Donald Trump rattled Joe Biden

Rattled

It’s a rare expression of political consensus: Everyone seems to agree that to watch the first debate of the 2020 US presidential general campaign was an emotionally disturbing experience.

Rather than engaging in a reasonable and thoughtful debate with his opponent, Joe Biden, Donald Trump badgered, bullied, and blustered almost without pause for 90 minutes. The moderator, Chris Wallace, was unable to restrain Trump, who refused to follow the debate rules his own campaign had agreed to.

Trump’s belligerence had a striking impact on Biden. Biden’s allies have tried to depict their candidate’s performance as controlled and measured, but the truth is that the Democrat was visibly shaken. He had difficulty forming complete sentences, with frequent verbal stumbles, and poorly formed arguments.

Peter Spiegel, US Managing Editor of the Financial Times, observed, “Trump was clearly getting under Biden’s skin at the start by talking over him. It rattled Biden and he didn’t seem to know to respond.”

Rattled? It is vital for us to consider what it means for Biden to have been rattled by Trump in this debate, because it wasn’t just Joe Biden who felt rattled by Donald Trump’s behavior. Chris Wallace was rattled. Every person who watched the debate felt rattled too.

The physical manifestations of the emotion of being rattled may be similar to what happens when we have butterflies in the stomach. We feel off-balance, and somehow disconnected from the shell of our normal selves, as if something has broken lose within us and is moving erratically inside. The metaphor is that of a child’s rattle, a toy that is shaken within the fist of a baby to produce a satisfying sound.
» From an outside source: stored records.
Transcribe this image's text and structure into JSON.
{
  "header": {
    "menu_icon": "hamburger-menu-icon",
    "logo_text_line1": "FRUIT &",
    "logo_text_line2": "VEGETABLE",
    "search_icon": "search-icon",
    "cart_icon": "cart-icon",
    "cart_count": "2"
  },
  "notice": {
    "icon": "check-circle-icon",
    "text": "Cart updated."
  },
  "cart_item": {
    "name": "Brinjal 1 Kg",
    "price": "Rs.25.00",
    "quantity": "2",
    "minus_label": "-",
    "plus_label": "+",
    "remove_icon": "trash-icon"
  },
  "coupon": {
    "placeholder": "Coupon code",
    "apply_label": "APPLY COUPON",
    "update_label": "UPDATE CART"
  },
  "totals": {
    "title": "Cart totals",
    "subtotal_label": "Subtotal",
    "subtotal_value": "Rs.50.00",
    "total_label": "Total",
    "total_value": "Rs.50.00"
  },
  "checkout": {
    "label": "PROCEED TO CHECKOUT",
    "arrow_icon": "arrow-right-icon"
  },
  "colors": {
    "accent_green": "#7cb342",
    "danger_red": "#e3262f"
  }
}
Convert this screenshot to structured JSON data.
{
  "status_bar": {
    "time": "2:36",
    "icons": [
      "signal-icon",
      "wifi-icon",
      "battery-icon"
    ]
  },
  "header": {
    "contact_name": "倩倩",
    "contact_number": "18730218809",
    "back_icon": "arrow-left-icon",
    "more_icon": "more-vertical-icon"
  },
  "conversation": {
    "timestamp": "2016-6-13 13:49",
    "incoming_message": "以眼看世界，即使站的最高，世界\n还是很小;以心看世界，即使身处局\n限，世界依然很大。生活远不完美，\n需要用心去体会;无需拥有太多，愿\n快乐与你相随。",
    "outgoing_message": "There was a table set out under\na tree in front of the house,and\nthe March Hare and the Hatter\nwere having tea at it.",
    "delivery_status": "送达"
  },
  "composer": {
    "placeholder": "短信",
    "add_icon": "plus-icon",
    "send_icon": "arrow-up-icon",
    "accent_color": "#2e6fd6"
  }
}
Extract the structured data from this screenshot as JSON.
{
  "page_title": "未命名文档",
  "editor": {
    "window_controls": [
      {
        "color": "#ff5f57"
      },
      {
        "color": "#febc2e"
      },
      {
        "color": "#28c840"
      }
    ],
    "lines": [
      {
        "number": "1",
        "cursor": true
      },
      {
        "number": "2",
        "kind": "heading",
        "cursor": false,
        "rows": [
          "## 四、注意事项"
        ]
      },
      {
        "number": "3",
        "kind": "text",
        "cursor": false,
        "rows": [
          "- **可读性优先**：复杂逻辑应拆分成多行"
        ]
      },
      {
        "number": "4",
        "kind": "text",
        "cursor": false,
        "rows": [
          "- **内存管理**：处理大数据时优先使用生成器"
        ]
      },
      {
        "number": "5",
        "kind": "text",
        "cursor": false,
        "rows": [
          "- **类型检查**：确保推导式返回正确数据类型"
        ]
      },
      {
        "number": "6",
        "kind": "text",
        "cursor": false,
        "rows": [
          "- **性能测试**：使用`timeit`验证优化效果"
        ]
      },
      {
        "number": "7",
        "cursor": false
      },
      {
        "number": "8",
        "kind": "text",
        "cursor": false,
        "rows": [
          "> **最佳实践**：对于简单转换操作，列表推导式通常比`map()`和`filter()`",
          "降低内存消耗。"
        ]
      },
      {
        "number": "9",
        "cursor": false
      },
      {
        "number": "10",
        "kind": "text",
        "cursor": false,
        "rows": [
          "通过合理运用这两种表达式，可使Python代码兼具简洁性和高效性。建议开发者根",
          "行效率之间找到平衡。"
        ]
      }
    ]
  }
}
In this metaphor, however, those who feel rattled are not like the satisfied baby. They are like the rattle in the fist of the baby.

The resulting emotion is like ilinx in the sense of out of control turbulence, but instead of resulting in a kind of playful euphoria, the shaking that leads us to feel rattled makes us feel out of sorts, frightened, even sick. The sensation of chaotic motion within us is similar in some respects to the emotion of turmoil, but without the fluid connotations of that feeling. To be rattled is to feel desiccated inside, and whereas turmoil results from inner conflict, feeling rattled is a consequence of our inner response to something outside of ourselves that surprises us with its power to toss us around like a plaything.
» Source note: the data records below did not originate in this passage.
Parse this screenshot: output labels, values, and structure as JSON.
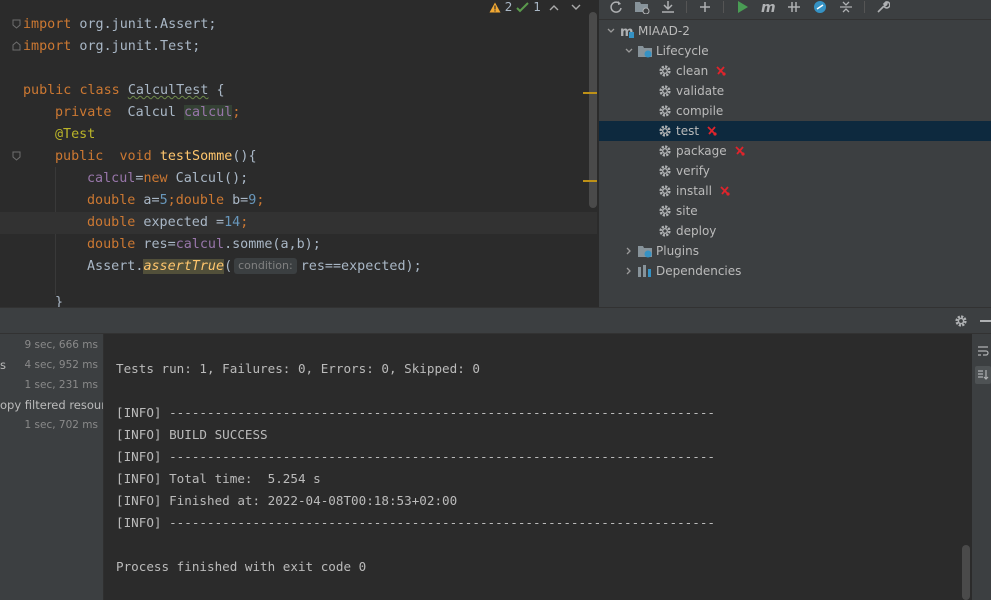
{
  "editor": {
    "inspections": {
      "warnings": "2",
      "weak_warnings": "1"
    },
    "lines": {
      "l1_kw": "import",
      "l1_rest": " org.junit.Assert;",
      "l2_kw": "import",
      "l2_rest": " org.junit.Test;",
      "l4_kw1": "public",
      "l4_kw2": "class",
      "l4_name": "CalculTest",
      "l4_rest": " {",
      "l5_kw": "private",
      "l5_type": "  Calcul ",
      "l5_field": "calcul",
      "l5_semi": ";",
      "l6_ann": "@Test",
      "l7_kw1": "public",
      "l7_kw2": "void",
      "l7_fn": "testSomme",
      "l7_rest": "(){",
      "l8_field": "calcul",
      "l8_eq": "=",
      "l8_kw": "new",
      "l8_rest": " Calcul();",
      "l9_kw1": "double",
      "l9_a": " a=",
      "l9_n1": "5",
      "l9_semi": ";",
      "l9_kw2": "double",
      "l9_b": " b=",
      "l9_n2": "9",
      "l9_end": ";",
      "l10_kw": "double",
      "l10_rest": " expected =",
      "l10_num": "14",
      "l10_end": ";",
      "l11_kw": "double",
      "l11_rest": " res=",
      "l11_field": "calcul",
      "l11_call": ".somme(a,b);",
      "l12_cls": "Assert.",
      "l12_fn": "assertTrue",
      "l12_open": "(",
      "l12_hint": "condition:",
      "l12_rest": "res==expected);",
      "l13": "}"
    }
  },
  "maven": {
    "project": "MIAAD-2",
    "lifecycle_label": "Lifecycle",
    "phases": [
      {
        "label": "clean",
        "breakpoint": true
      },
      {
        "label": "validate",
        "breakpoint": false
      },
      {
        "label": "compile",
        "breakpoint": false
      },
      {
        "label": "test",
        "breakpoint": true,
        "selected": true
      },
      {
        "label": "package",
        "breakpoint": true
      },
      {
        "label": "verify",
        "breakpoint": false
      },
      {
        "label": "install",
        "breakpoint": true
      },
      {
        "label": "site",
        "breakpoint": false
      },
      {
        "label": "deploy",
        "breakpoint": false
      }
    ],
    "plugins_label": "Plugins",
    "dependencies_label": "Dependencies"
  },
  "run": {
    "tree": [
      {
        "time": "9 sec, 666 ms",
        "label": ""
      },
      {
        "time": "4 sec, 952 ms",
        "label": "s"
      },
      {
        "time": "1 sec, 231 ms",
        "label": ""
      },
      {
        "time": "",
        "label": "opy filtered resourc"
      },
      {
        "time": "1 sec, 702 ms",
        "label": ""
      }
    ],
    "console": [
      "Tests run: 1, Failures: 0, Errors: 0, Skipped: 0",
      "",
      "[INFO] ------------------------------------------------------------------------",
      "[INFO] BUILD SUCCESS",
      "[INFO] ------------------------------------------------------------------------",
      "[INFO] Total time:  5.254 s",
      "[INFO] Finished at: 2022-04-08T00:18:53+02:00",
      "[INFO] ------------------------------------------------------------------------",
      "",
      "Process finished with exit code 0"
    ]
  },
  "colors": {
    "editor_bg": "#2b2b2b",
    "panel_bg": "#3c3f41",
    "selection": "#0d293e",
    "keyword": "#cc7832",
    "field": "#9876aa",
    "run_green": "#499c54",
    "breakpoint_red": "#e0242c"
  }
}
Donald Trump’s strategy was clearly to demonstrate his power and control the debate by rattling Joe Biden and Chris Wallace. The psychological implications of this are chilling.
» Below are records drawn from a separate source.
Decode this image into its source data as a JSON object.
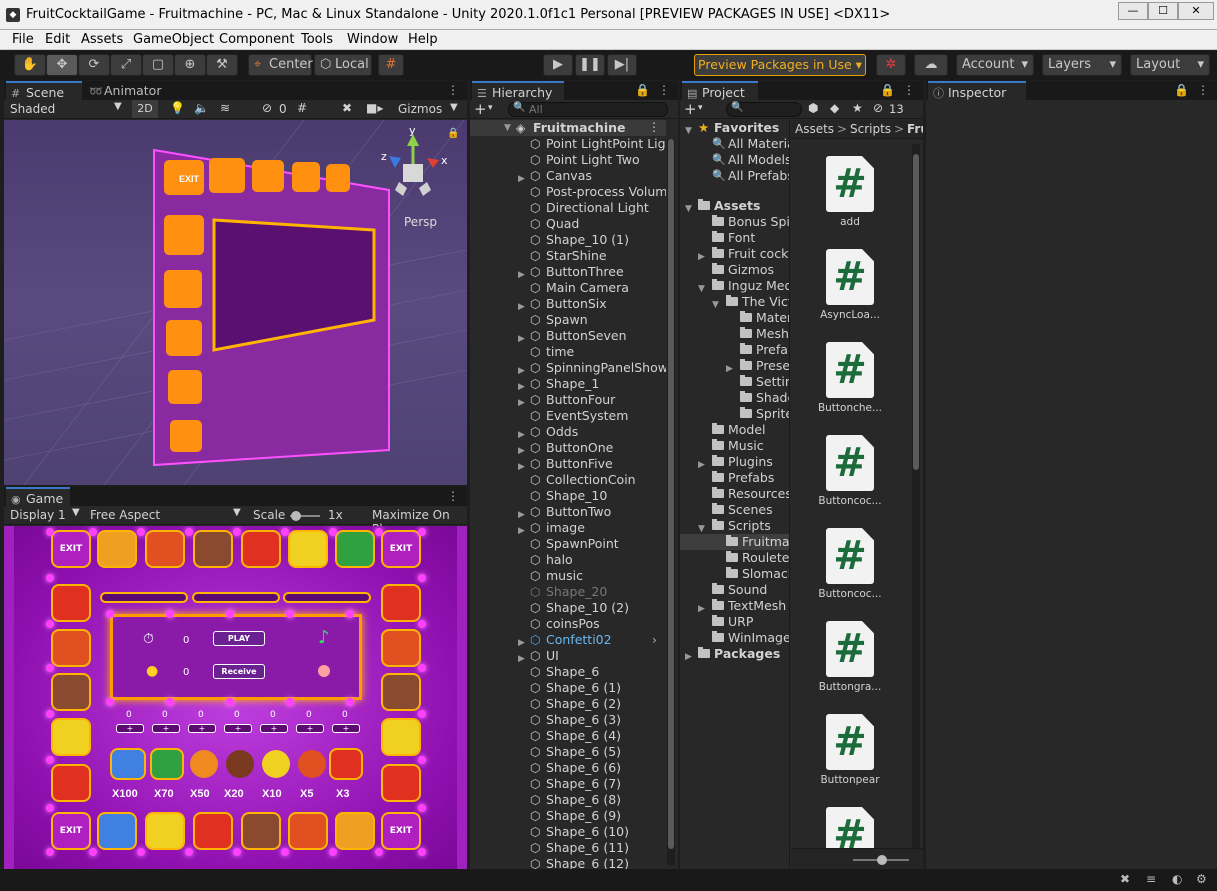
{
  "window": {
    "title": "FruitCocktailGame - Fruitmachine - PC, Mac & Linux Standalone - Unity 2020.1.0f1c1 Personal [PREVIEW PACKAGES IN USE] <DX11>",
    "minimize": "—",
    "maximize": "☐",
    "close": "✕"
  },
  "menu": [
    "File",
    "Edit",
    "Assets",
    "GameObject",
    "Component",
    "Tools",
    "Window",
    "Help"
  ],
  "toolbar": {
    "pivot": "Center",
    "space": "Local",
    "preview_packages": "Preview Packages in Use",
    "account": "Account",
    "layers": "Layers",
    "layout": "Layout"
  },
  "scene": {
    "tab_scene": "Scene",
    "tab_animator": "Animator",
    "shading": "Shaded",
    "mode_2d": "2D",
    "fx_count": "0",
    "gizmos": "Gizmos",
    "persp": "Persp",
    "axis_x": "x",
    "axis_y": "y",
    "axis_z": "z"
  },
  "game": {
    "tab": "Game",
    "display": "Display 1",
    "aspect": "Free Aspect",
    "scale_label": "Scale",
    "scale_value": "1x",
    "maximize": "Maximize On Pla",
    "exit": "EXIT",
    "play": "PLAY",
    "receive": "Receive",
    "counter1": "0",
    "counter2": "0",
    "bet_values": [
      "0",
      "0",
      "0",
      "0",
      "0",
      "0",
      "0"
    ],
    "multipliers": [
      "X100",
      "X70",
      "X50",
      "X20",
      "X10",
      "X5",
      "X3"
    ]
  },
  "hierarchy": {
    "tab": "Hierarchy",
    "search_placeholder": "All",
    "root": "Fruitmachine",
    "items": [
      {
        "label": "Point LightPoint Light",
        "arrow": false,
        "dim": false
      },
      {
        "label": "Point Light Two",
        "arrow": false,
        "dim": false
      },
      {
        "label": "Canvas",
        "arrow": true,
        "dim": false
      },
      {
        "label": "Post-process Volume",
        "arrow": false,
        "dim": false
      },
      {
        "label": "Directional Light",
        "arrow": false,
        "dim": false
      },
      {
        "label": "Quad",
        "arrow": false,
        "dim": false
      },
      {
        "label": "Shape_10 (1)",
        "arrow": false,
        "dim": false
      },
      {
        "label": "StarShine",
        "arrow": false,
        "dim": false
      },
      {
        "label": "ButtonThree",
        "arrow": true,
        "dim": false
      },
      {
        "label": "Main Camera",
        "arrow": false,
        "dim": false
      },
      {
        "label": "ButtonSix",
        "arrow": true,
        "dim": false
      },
      {
        "label": "Spawn",
        "arrow": false,
        "dim": false
      },
      {
        "label": "ButtonSeven",
        "arrow": true,
        "dim": false
      },
      {
        "label": "time",
        "arrow": false,
        "dim": false
      },
      {
        "label": "SpinningPanelShow",
        "arrow": true,
        "dim": false
      },
      {
        "label": "Shape_1",
        "arrow": true,
        "dim": false
      },
      {
        "label": "ButtonFour",
        "arrow": true,
        "dim": false
      },
      {
        "label": "EventSystem",
        "arrow": false,
        "dim": false
      },
      {
        "label": "Odds",
        "arrow": true,
        "dim": false
      },
      {
        "label": "ButtonOne",
        "arrow": true,
        "dim": false
      },
      {
        "label": "ButtonFive",
        "arrow": true,
        "dim": false
      },
      {
        "label": "CollectionCoin",
        "arrow": false,
        "dim": false
      },
      {
        "label": "Shape_10",
        "arrow": false,
        "dim": false
      },
      {
        "label": "ButtonTwo",
        "arrow": true,
        "dim": false
      },
      {
        "label": "image",
        "arrow": true,
        "dim": false
      },
      {
        "label": "SpawnPoint",
        "arrow": false,
        "dim": false
      },
      {
        "label": "halo",
        "arrow": false,
        "dim": false
      },
      {
        "label": "music",
        "arrow": false,
        "dim": false
      },
      {
        "label": "Shape_20",
        "arrow": false,
        "dim": true
      },
      {
        "label": "Shape_10 (2)",
        "arrow": false,
        "dim": false
      },
      {
        "label": "coinsPos",
        "arrow": false,
        "dim": false
      },
      {
        "label": "Confetti02",
        "arrow": true,
        "dim": false,
        "prefab": true
      },
      {
        "label": "UI",
        "arrow": true,
        "dim": false
      },
      {
        "label": "Shape_6",
        "arrow": false,
        "dim": false
      },
      {
        "label": "Shape_6 (1)",
        "arrow": false,
        "dim": false
      },
      {
        "label": "Shape_6 (2)",
        "arrow": false,
        "dim": false
      },
      {
        "label": "Shape_6 (3)",
        "arrow": false,
        "dim": false
      },
      {
        "label": "Shape_6 (4)",
        "arrow": false,
        "dim": false
      },
      {
        "label": "Shape_6 (5)",
        "arrow": false,
        "dim": false
      },
      {
        "label": "Shape_6 (6)",
        "arrow": false,
        "dim": false
      },
      {
        "label": "Shape_6 (7)",
        "arrow": false,
        "dim": false
      },
      {
        "label": "Shape_6 (8)",
        "arrow": false,
        "dim": false
      },
      {
        "label": "Shape_6 (9)",
        "arrow": false,
        "dim": false
      },
      {
        "label": "Shape_6 (10)",
        "arrow": false,
        "dim": false
      },
      {
        "label": "Shape_6 (11)",
        "arrow": false,
        "dim": false
      },
      {
        "label": "Shape_6 (12)",
        "arrow": false,
        "dim": false
      }
    ]
  },
  "project": {
    "tab": "Project",
    "hidden_count": "13",
    "favorites": "Favorites",
    "fav_items": [
      "All Materia",
      "All Models",
      "All Prefabs"
    ],
    "assets": "Assets",
    "tree": [
      {
        "label": "Bonus Spin",
        "indent": 0,
        "arrow": false
      },
      {
        "label": "Font",
        "indent": 0,
        "arrow": false
      },
      {
        "label": "Fruit cockt",
        "indent": 0,
        "arrow": true
      },
      {
        "label": "Gizmos",
        "indent": 0,
        "arrow": false
      },
      {
        "label": "Inguz Medi",
        "indent": 0,
        "arrow": true,
        "open": true
      },
      {
        "label": "The Vict",
        "indent": 1,
        "arrow": true,
        "open": true
      },
      {
        "label": "Mater",
        "indent": 2,
        "arrow": false
      },
      {
        "label": "Mesh",
        "indent": 2,
        "arrow": false
      },
      {
        "label": "Prefal",
        "indent": 2,
        "arrow": false
      },
      {
        "label": "Prese",
        "indent": 2,
        "arrow": true
      },
      {
        "label": "Settin",
        "indent": 2,
        "arrow": false
      },
      {
        "label": "Shade",
        "indent": 2,
        "arrow": false
      },
      {
        "label": "Sprite",
        "indent": 2,
        "arrow": false
      },
      {
        "label": "Model",
        "indent": 0,
        "arrow": false
      },
      {
        "label": "Music",
        "indent": 0,
        "arrow": false
      },
      {
        "label": "Plugins",
        "indent": 0,
        "arrow": true
      },
      {
        "label": "Prefabs",
        "indent": 0,
        "arrow": false
      },
      {
        "label": "Resources",
        "indent": 0,
        "arrow": false
      },
      {
        "label": "Scenes",
        "indent": 0,
        "arrow": false
      },
      {
        "label": "Scripts",
        "indent": 0,
        "arrow": true,
        "open": true
      },
      {
        "label": "Fruitmac",
        "indent": 1,
        "arrow": false,
        "selected": true
      },
      {
        "label": "Roulete",
        "indent": 1,
        "arrow": false
      },
      {
        "label": "Slomach",
        "indent": 1,
        "arrow": false
      },
      {
        "label": "Sound",
        "indent": 0,
        "arrow": false
      },
      {
        "label": "TextMesh I",
        "indent": 0,
        "arrow": true
      },
      {
        "label": "URP",
        "indent": 0,
        "arrow": false
      },
      {
        "label": "WinImage",
        "indent": 0,
        "arrow": false
      }
    ],
    "packages": "Packages",
    "breadcrumb": [
      "Assets",
      "Scripts",
      "Fru"
    ],
    "files": [
      "add",
      "AsyncLoa...",
      "Buttonche...",
      "Buttoncoc...",
      "Buttoncoc...",
      "Buttongra...",
      "Buttonpear",
      ""
    ]
  },
  "inspector": {
    "tab": "Inspector"
  },
  "colors": {
    "accent": "#3a78c8",
    "preview_border": "#e6a000",
    "script_green": "#1c6b3a",
    "game_bg": "#a020c0"
  }
}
The fact Donald Trump gains and maintains his power by rattling the people around him suggests that he looks at other people as a baby looks at its toys. To Trump, people seem to be nothing more than objects that he can grab and manipulate to suit his own amusement. He looks at human beings as things without feelings that matter, possessions that he has the right to toss around and throw away when they no longer suit him. For him, politics is a game in which he alone must have control, with all others submitting to his will.

So it is that in the first debate of the 2020 US presidential general campaign, Donald Trump simultaneously demonstrated both how he has gained power and why he must not be allowed to maintain power. Like a greedy baby, he will not be satisfied until the entire world becomes his plaything. Like an angry baby, he will not hesitate to break his own toys when they fail to satisfy his demands.